The Newest Move: A Mini DeeLicious Inside Jackson's Hideaway at PCMR
Berry's most recent expansion landed in winter 2025/2026: a mini DeeLicious Cafe inside Jackson's Hideaway at Park City Mountain Resort. The mountain location is exactly what you'd expect — a tighter, condensed version of the Silver Summit menu, built for skiers and riders who want real food without dropping out of the lift line for an hour. Pastries, espresso, sandwiches you can fold into a jacket pocket. It's also the first DeeLicious location with a captive winter-tourist audience, which makes it the test of whether Berry's small-batch standards scale.
Locals who've been are quietly optimistic. The PCMR location has been folding in the same in-house standards the Silver Summit cafe runs on — fresh-baked daily, made-to-order, no shortcuts. Whether the model holds at resort volume is the question for the 2026/27 season.
Planning Your Visit to DeeLicious Park City
The flagship cafe is at 6440 North Business Park Loop Road, Unit Q, Park City, UT 84098. Phone is (435) 731-7911. Email inquiries@deeliciousparkcity.com for catering, take-home dinners, or Family Table pickups. @deelicious_pc
Hours: Monday through Friday, 7:30 a.m. to 4:00 p.m. Closed Saturday and Sunday. This is the standout planning note — if you're rolling into Park City for a weekend, you have to hit it on the way in (Friday lunch) or wait until Monday. Express take-and-bake dinners are bookable through the website if you want a full meal to bring home to the rental. The mini DeeLicious inside Jackson's Hideaway at PCMR runs winter season hours — check the resort schedule.
What to order: the cookie. Whatever cookie is on the counter that day. After that, the sandwich of the day is almost always the move (it's where Berry stretches her muscles), the daily soup if it's a snowy week, and one of the salads if you've been skiing and need vegetables. The garlic-parmesan asparagus side is the sneaky order — multiple reviewers flag it. If you're catering an event in Park City, this is the call before you call anyone else.

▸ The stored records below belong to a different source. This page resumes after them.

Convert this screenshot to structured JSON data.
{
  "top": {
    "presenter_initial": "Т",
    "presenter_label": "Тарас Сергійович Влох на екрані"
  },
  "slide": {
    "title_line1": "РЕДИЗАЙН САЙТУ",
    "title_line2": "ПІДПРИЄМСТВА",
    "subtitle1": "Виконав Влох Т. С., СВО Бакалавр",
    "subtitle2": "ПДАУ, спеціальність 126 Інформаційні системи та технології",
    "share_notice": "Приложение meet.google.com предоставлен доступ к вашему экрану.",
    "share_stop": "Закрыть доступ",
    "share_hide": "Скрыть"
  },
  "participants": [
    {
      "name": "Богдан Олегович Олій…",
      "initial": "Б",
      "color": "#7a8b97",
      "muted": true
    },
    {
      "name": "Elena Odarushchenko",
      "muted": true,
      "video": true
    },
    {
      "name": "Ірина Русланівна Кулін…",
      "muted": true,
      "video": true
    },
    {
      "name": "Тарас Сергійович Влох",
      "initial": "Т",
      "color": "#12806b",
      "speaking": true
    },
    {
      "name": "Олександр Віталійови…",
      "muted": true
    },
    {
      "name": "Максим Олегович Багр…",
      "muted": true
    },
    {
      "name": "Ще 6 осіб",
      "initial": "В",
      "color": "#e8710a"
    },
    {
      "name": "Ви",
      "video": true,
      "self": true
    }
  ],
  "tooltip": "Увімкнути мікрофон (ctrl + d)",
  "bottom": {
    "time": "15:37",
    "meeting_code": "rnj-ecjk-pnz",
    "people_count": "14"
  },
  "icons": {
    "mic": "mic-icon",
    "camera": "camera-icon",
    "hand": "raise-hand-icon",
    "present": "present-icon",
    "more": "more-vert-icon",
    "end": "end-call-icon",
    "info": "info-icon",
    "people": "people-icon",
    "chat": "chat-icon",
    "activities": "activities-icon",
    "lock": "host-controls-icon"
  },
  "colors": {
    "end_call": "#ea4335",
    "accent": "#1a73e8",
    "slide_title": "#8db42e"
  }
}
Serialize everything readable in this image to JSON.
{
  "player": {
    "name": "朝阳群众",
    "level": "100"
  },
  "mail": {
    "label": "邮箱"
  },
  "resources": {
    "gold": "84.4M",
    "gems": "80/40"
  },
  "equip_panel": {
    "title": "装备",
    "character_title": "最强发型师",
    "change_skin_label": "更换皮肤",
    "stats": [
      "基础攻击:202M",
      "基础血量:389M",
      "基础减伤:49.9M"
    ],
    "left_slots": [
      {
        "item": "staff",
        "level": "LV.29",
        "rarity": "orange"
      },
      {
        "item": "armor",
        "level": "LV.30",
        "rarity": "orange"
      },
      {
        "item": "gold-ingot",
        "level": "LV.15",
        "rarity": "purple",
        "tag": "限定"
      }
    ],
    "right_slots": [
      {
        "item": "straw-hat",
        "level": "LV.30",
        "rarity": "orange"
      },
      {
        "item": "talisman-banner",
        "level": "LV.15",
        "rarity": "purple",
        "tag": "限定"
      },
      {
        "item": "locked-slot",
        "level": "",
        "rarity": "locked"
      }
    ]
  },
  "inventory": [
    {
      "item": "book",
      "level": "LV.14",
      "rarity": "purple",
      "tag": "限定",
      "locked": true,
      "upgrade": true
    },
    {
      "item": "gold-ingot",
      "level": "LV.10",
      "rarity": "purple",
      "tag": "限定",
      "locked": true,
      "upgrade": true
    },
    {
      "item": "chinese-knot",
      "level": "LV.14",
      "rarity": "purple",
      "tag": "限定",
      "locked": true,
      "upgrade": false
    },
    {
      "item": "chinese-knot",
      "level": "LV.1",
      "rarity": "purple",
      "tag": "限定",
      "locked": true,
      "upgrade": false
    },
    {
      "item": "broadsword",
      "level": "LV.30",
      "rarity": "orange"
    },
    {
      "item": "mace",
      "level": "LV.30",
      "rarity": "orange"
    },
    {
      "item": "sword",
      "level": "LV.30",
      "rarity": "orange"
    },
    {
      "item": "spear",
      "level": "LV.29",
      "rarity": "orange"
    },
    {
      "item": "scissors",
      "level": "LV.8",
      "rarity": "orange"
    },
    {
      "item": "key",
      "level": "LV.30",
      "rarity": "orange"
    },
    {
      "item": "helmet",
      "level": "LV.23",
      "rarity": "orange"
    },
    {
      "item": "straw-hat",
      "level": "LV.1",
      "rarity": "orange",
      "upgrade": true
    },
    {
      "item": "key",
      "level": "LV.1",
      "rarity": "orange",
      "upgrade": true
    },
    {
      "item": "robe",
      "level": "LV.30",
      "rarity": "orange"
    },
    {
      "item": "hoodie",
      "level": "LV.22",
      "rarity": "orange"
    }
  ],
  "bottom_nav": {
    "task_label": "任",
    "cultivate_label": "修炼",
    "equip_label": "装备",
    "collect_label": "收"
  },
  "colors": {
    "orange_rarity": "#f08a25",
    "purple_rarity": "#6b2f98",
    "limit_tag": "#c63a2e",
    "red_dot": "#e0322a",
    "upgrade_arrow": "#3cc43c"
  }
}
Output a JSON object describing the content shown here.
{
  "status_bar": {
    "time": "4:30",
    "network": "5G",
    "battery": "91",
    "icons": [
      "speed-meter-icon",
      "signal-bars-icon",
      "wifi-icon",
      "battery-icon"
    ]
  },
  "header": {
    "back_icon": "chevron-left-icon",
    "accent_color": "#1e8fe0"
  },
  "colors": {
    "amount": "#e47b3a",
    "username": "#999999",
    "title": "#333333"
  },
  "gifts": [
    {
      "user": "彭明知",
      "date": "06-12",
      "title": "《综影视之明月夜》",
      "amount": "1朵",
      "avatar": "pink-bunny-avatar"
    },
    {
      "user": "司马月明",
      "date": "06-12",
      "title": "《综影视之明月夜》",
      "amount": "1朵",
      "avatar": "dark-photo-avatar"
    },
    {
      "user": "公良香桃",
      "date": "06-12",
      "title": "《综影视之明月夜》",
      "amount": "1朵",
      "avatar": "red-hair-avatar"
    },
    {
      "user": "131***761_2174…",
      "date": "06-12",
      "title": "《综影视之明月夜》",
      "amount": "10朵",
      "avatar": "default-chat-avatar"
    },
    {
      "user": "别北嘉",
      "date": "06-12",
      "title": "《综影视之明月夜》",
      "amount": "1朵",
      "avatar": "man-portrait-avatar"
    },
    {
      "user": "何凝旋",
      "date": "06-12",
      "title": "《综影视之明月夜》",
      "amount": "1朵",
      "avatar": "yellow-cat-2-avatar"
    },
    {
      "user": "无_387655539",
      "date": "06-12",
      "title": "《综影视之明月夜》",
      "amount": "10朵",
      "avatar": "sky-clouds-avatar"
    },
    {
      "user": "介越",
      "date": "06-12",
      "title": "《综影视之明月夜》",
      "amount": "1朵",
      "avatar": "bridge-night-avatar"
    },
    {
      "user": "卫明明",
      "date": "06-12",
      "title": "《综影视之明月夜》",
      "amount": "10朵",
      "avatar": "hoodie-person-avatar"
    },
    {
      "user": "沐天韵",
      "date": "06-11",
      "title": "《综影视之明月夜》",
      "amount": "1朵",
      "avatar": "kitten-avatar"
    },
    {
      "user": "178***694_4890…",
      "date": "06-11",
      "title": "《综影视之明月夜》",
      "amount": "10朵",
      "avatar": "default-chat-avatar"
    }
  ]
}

This is why we live here. Park City has more square footage of restaurant per visitor than most resort towns its size, and the bulk of that square footage is owned by groups that do not, in fact, live here. DeeLicious is the counterweight. A chef who graduated with honors, a kid who grew up running the front of house, a family that moved to Utah one by one until the youngest finally said "let's just go" — and a small cafe at the back of a Silver Summit business park where the cookies come out of the oven at 9 a.m. and the catering side runs the rest of the day.